Bad start for petrol prices in January

 ·6 Dec 2024

After two months of petrol price hikes, South African motorists may be in store for a tough start to the new year.

Early data from the Central Energy Fund (CEF) shows that fuel prices are starting December with under-recoveries in price, pointing to possible price hikes come the new year.

Petrol is showing an under-recovery of around 8 cents per litre, while diesel prices are starting the month with an under-recovery around 20 cents per litre.

These are the early projections:

  • Petrol 93: increase of 8 cents per litre
  • Petrol 95: flat at 0 cents per litre
  • Diesel 0.05% (wholesale): increase of 17 cents per litre
  • Diesel 0.005% (wholesale): increase of 21 cents per litre
  • Illuminating paraffin: increase of 7 cents per litre

December saw fuel prices increase across the board: by 17 cents per litre for petrol and about 55 cents per litre for diesel.

The latest hikes have been driven by a weaker rand versus the dollar as well as volatility in the global oil markets.

According to Bloomberg analysis of the market, oil has been trading in a narrow range between $70 and $75 a barrel in recent months.
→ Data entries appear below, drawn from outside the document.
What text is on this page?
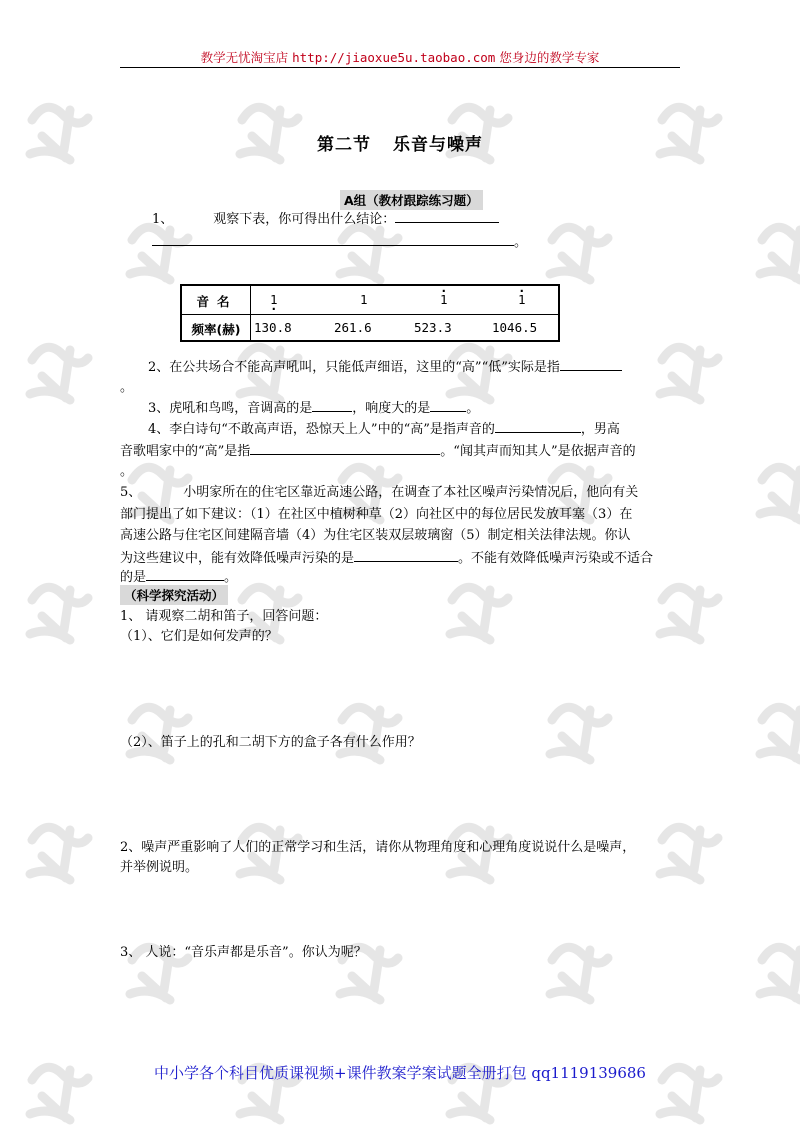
教学无忧淘宝店 http://jiaoxue5u.taobao.com 您身边的教学专家
第二节 乐音与噪声
A组（教材跟踪练习题）
1、	观察下表，你可得出什么结论：
。
音名	1 ·	1	· 1	· 1
频率(赫)	130.8	261.6	523.3	1046.5
2、在公共场合不能高声吼叫，只能低声细语，这里的“高”“低”实际是指
。
3、虎吼和鸟鸣，音调高的是	，响度大的是	。
4、李白诗句“不敢高声语，恐惊天上人”中的“高”是指声音的	，男高
音歌唱家中的“高”是指	。“闻其声而知其人”是依据声音的
。
5、	小明家所在的住宅区靠近高速公路，在调查了本社区噪声污染情况后，他向有关
部门提出了如下建议：（1）在社区中植树种草（2）向社区中的每位居民发放耳塞（3）在
高速公路与住宅区间建隔音墙（4）为住宅区装双层玻璃窗（5）制定相关法律法规。你认
为这些建议中，能有效降低噪声污染的是	。不能有效降低噪声污染或不适合
的是	。
（科学探究活动）
1、 请观察二胡和笛子，回答问题：
（1）、它们是如何发声的？
（2）、笛子上的孔和二胡下方的盒子各有什么作用？
2、噪声严重影响了人们的正常学习和生活，请你从物理角度和心理角度说说什么是噪声，
并举例说明。
3、 人说：“音乐声都是乐音”。你认为呢？
中小学各个科目优质课视频+课件教案学案试题全册打包 qq1119139686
However this is down significantly from the $90+ highest seen earlier in the year.

This week, oil prices steadied after OPEC+’s decision to push back the revival of shuttered production by another three months failed to lift sentiment. The glut is expected to carry through to next year, Bloomberg said, with projections in pricing expected to go as low as $66 a barrel.
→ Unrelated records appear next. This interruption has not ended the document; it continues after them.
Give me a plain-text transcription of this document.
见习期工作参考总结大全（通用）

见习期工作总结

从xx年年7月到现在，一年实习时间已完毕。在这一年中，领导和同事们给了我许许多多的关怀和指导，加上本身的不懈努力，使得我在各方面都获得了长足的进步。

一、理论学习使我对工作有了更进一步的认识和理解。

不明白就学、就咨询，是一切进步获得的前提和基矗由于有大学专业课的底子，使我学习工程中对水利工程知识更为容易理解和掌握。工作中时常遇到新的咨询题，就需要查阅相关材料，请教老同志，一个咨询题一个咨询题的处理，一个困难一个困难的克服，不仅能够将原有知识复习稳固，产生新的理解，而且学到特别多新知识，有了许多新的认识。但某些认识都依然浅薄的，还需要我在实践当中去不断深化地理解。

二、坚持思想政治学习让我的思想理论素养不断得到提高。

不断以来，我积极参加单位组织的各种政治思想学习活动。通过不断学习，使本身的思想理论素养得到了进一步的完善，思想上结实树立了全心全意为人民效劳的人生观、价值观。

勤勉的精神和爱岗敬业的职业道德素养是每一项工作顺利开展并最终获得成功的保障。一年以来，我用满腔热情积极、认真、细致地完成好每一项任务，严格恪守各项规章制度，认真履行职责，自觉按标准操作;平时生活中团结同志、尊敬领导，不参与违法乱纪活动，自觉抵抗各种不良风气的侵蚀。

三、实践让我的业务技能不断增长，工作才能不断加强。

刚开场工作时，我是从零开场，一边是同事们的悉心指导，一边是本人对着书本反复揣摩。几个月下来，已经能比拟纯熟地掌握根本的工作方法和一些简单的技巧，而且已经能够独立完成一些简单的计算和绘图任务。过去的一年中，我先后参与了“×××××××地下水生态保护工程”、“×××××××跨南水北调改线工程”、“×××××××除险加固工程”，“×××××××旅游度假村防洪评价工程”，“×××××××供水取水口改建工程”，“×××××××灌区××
“Crude has been confined to a tight range since mid-October, with bullishness from geopolitical developments in the Middle East and Ukraine countered by expectations for a glut in 2025 due to higher output from the Americas and lacklustre Chinese demand,” it said.
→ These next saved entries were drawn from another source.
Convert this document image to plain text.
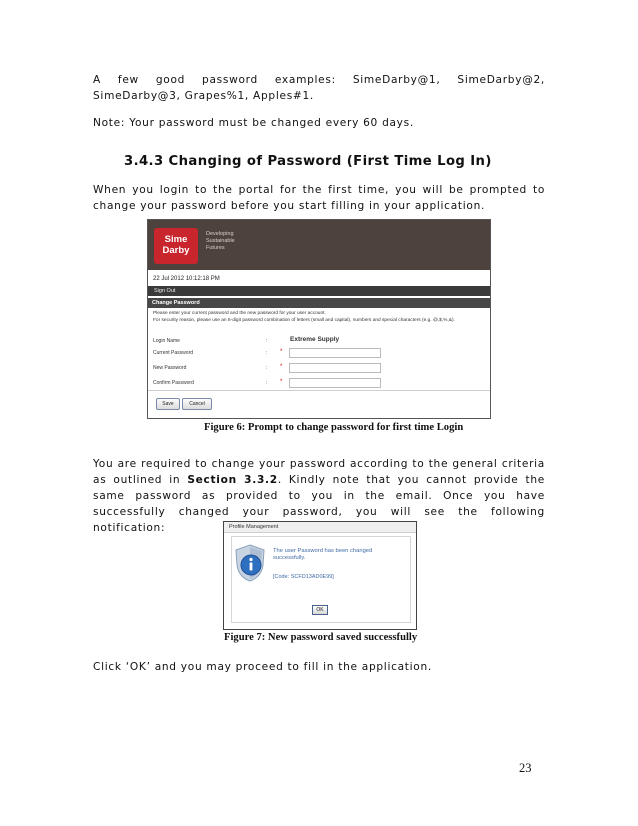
A few good password examples: SimeDarby@1, SimeDarby@2, SimeDarby@3, Grapes%1, Apples#1.

Note: Your password must be changed every 60 days.

3.4.3 Changing of Password (First Time Log In)

When you login to the portal for the first time, you will be prompted to change your password before you start filling in your application.

Sime
Darby
Developing
Sustainable
Futures
22 Jul 2012 10:12:18 PM
Sign Out
Change Password
Please enter your current password and the new password for your user account.
For security reason, please use an 8-digit password combination of letters (small and capital), numbers and special characters (e.g. @,$,%,&).
Login Name	:	Extreme Supply
Current Password	: *
New Password	: *
Confirm Password	: *
Save	Cancel
Figure 6: Prompt to change password for first time Login

You are required to change your password according to the general criteria as outlined in Section 3.3.2. Kindly note that you cannot provide the same password as provided to you in the email. Once you have successfully changed your password, you will see the following notification:	Profile Management
The user Password has been changed
successfully.
[Code: SCFD13AD0E99]
OK
Figure 7: New password saved successfully

Click ‘OK’ and you may proceed to fill in the application.

23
Weak global market balances mean there is little scope for the OPEC+ cartel to restore the output it’s been withholding since 2022.

The lower move in oil prices is contributing to an over-recovery for petrol, but still holds a small under-recovery for diesel.

The culprit dragging on recoveries, then, is the weaker rand.

The rand is currently trading just over R18.00 to the dollar—a position it has been in since early November when Donald Trump won the US presidential election. Prior to this, the rand was settled well under R17.50 to the dollar and even eyed a move below R17.00 at one stage.

Understanding the rand’s weakness is understanding markets in a global context. Markets view a Trump presidency as being decidedly nationalist and ‘America-first’, with the threat of trade wars and other restrictions a negative for emerging markets, particularly China.

South Africa’s ties to emerging markets and China means it suffered from the fallout as well.

However, other trade relations between the US and South Africa—such as AGOA—are also in the balance, keeping pressure on the rand.

Most recently, Trump stated a strong intention to punish BRICS nations if they continued to work towards de-dollarisaton or launching their own currency, which again caused a stir. The latter suggestion (a BRICS currency) has already been dismissed, but the former has been on the BRICS agenda for some time.

The rand’s weakness is the main negative contributor to petrol price recoveries, dragging them by around 10 cents per litre.

One silver lining to the early projections is that the market can change before the end of the month.

As has been the case in previous months, the projections can start one way, and flip by the time official price changes are announced.

However, starting with an under-recovery means starting out on the back foot, requiring a positive turn in conditions (ie, a stronger rand and lower oil prices).

A better indication of the direction of prices can be gleaned around the middle of the month.